Quelle corrélation y a-t-il selon vous entre les grilles de programmes des chaînes de télévision et le budget du Ministère de la Justice pour 2014 ?
Aucune, évidemment !
Pourtant, il pourrait être opportun, en ces temps de disette budgétaire, d’en créer une en instaurant une taxe spéciale sur les programmes de télévision portant sur la Justice.
Certes, le Ministère de la Justice fait figure de privilégié dans la nouvelle loi de finances car il fait partie des rares ministères dont le budget n’a pas diminué. Cependant, on l’a assez dit, le manque de moyens est criant et la Justice française est aujourd’hui exsangue. Manque de juges, de tribunaux, de fonctionnaires, de greffiers, d’éducateurs, de travailleurs sociaux. Manque de place dans les prisons, manque d’experts, manque de lits dans les foyers. Manque de financements pour les projets innovants, pour diversifier la réponse pénale, offrir une alternative sérieuse à la prison.
Et pourtant, la Justice fascine ! Allumez votre poste de télévision à n’importe quelle heure, n’importe quel jour de la semaine. Zappez. Vous vous apercevrez alors que pas moins de 50 % des programmes diffusés ont un rapport avec la Justice. Qu’il s’agisse d’un reportage, d’une fiction, d’une émission de débat, d’une reconstitution, d’une série ; ces programmes nous ramènent à l’acte de juger, à l’exercice de jonglerie entre sécurité et liberté, aux dangers que représentent le délit ou le crime pour notre société traumatisée. Flic au grand coeur ou juge corrompu font frissonner et journalistes s’érigent en historiens judiciaires. Et je n’évoque volontairement que la télévision, car il me semble être le média plus accessible à l’opinion publique et donc le plus représentatif. Le plus rémunérateur aussi, en termes de recettes publicitaires.
Le décalage existant entre l’intérêt que suscite la Justice auprès de la population et la part du budget national qui lui est attribuée est flagrant. Mettons environ 3% du budget du l’Etat et 50% du temps de récréation télévisuelle des français. Je suppose que la Justice est une valeur sûre en terme d’audience (télévisuelle), qu’elle fait recette en ce qu’elle permet de "vendre du temps de cerveau de disponible". Sinon pourquoi occuperait-elle autant de place sur nos petits écrans ?

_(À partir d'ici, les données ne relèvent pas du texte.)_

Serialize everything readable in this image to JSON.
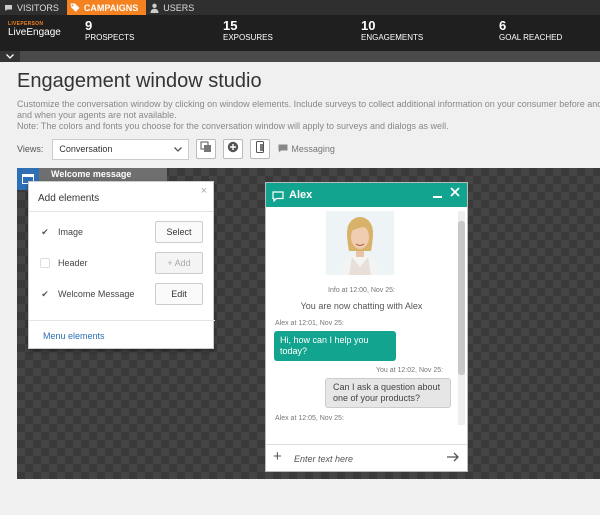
{
  "topnav": {
    "tabs": [
      {
        "label": "VISITORS",
        "icon": "chat-icon"
      },
      {
        "label": "CAMPAIGNS",
        "icon": "tag-icon",
        "active": true
      },
      {
        "label": "USERS",
        "icon": "user-icon"
      }
    ]
  },
  "brand": {
    "small": "LIVEPERSON",
    "name": "LiveEngage"
  },
  "stats": [
    {
      "num": "9",
      "label": "PROSPECTS"
    },
    {
      "num": "15",
      "label": "EXPOSURES"
    },
    {
      "num": "10",
      "label": "ENGAGEMENTS"
    },
    {
      "num": "6",
      "label": "GOAL REACHED"
    }
  ],
  "page": {
    "title": "Engagement window studio",
    "desc1": "Customize the conversation window by clicking on window elements. Include surveys to collect additional information on your consumer before and a",
    "desc2": "and when your agents are not available.",
    "desc3": "Note: The colors and fonts you choose for the conversation window will apply to surveys and dialogs as well."
  },
  "views": {
    "label": "Views:",
    "selected": "Conversation",
    "messaging": "Messaging"
  },
  "welcome_tab": "Welcome message",
  "panel": {
    "title": "Add elements",
    "rows": [
      {
        "label": "Image",
        "checked": true,
        "button": "Select"
      },
      {
        "label": "Header",
        "checked": false,
        "button": "+ Add"
      },
      {
        "label": "Welcome Message",
        "checked": true,
        "button": "Edit"
      }
    ],
    "footer_link": "Menu elements"
  },
  "chat": {
    "agent": "Alex",
    "info": "Info at 12:00, Nov 25:",
    "now_chatting": "You are now chatting with Alex",
    "msg1_meta": "Alex at 12:01, Nov 25:",
    "msg1": "Hi, how can I help you today?",
    "msg2_meta": "You at 12:02, Nov 25:",
    "msg2": "Can I ask a question about one of your products?",
    "msg3_meta": "Alex at 12:05, Nov 25:",
    "input_placeholder": "Enter text here"
  },
  "colors": {
    "accent": "#f58220",
    "chat_header": "#12a48e",
    "link": "#2e6fb5"
  }
}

J’ose alors le proclamer : c’est une grande injustice de créer de la richesse dans la Justice-fiction en laissant indigente la Justice-réalité !
M’accusera-t-on d’assassiner les sociétés de production, le journalisme ou la création artistique en envisageant des programmes concrets financés par un infinitésimal pourcentage des recettes publicitaires (rénovation de prisons, ouverture de centres d’accueil de jour ou de soins, rénovation de foyers pour enfants délinquants, amélioration des aménagements des tribunaux, soutien aux consultations juridiques gratuites) ? Je répondrai au contraire que je défends une certaine idée de la Justice, de la qualité du service public voire de la dignité humaine du justiciable.
Et rien n’implique que cela se fasse à sens unique. En contrepartie de ce modique prélèvement, des magistrats ou auxiliaires de justice bénévoles pourraient mettre leur science à la disposition de scénaristes, de réalisateurs, d’acteurs ou de journalistes en quête de réalisme procédural ou de cohérence légale.
L’avantage serait alors double. Non seulement les français contribueraient à améliorer leur Justice en regardant la télévision. Mais en plus, la représentation de la Justice qu’on leur offrirait serait plus proche de la réalité et alimenterait moins de fantasmes...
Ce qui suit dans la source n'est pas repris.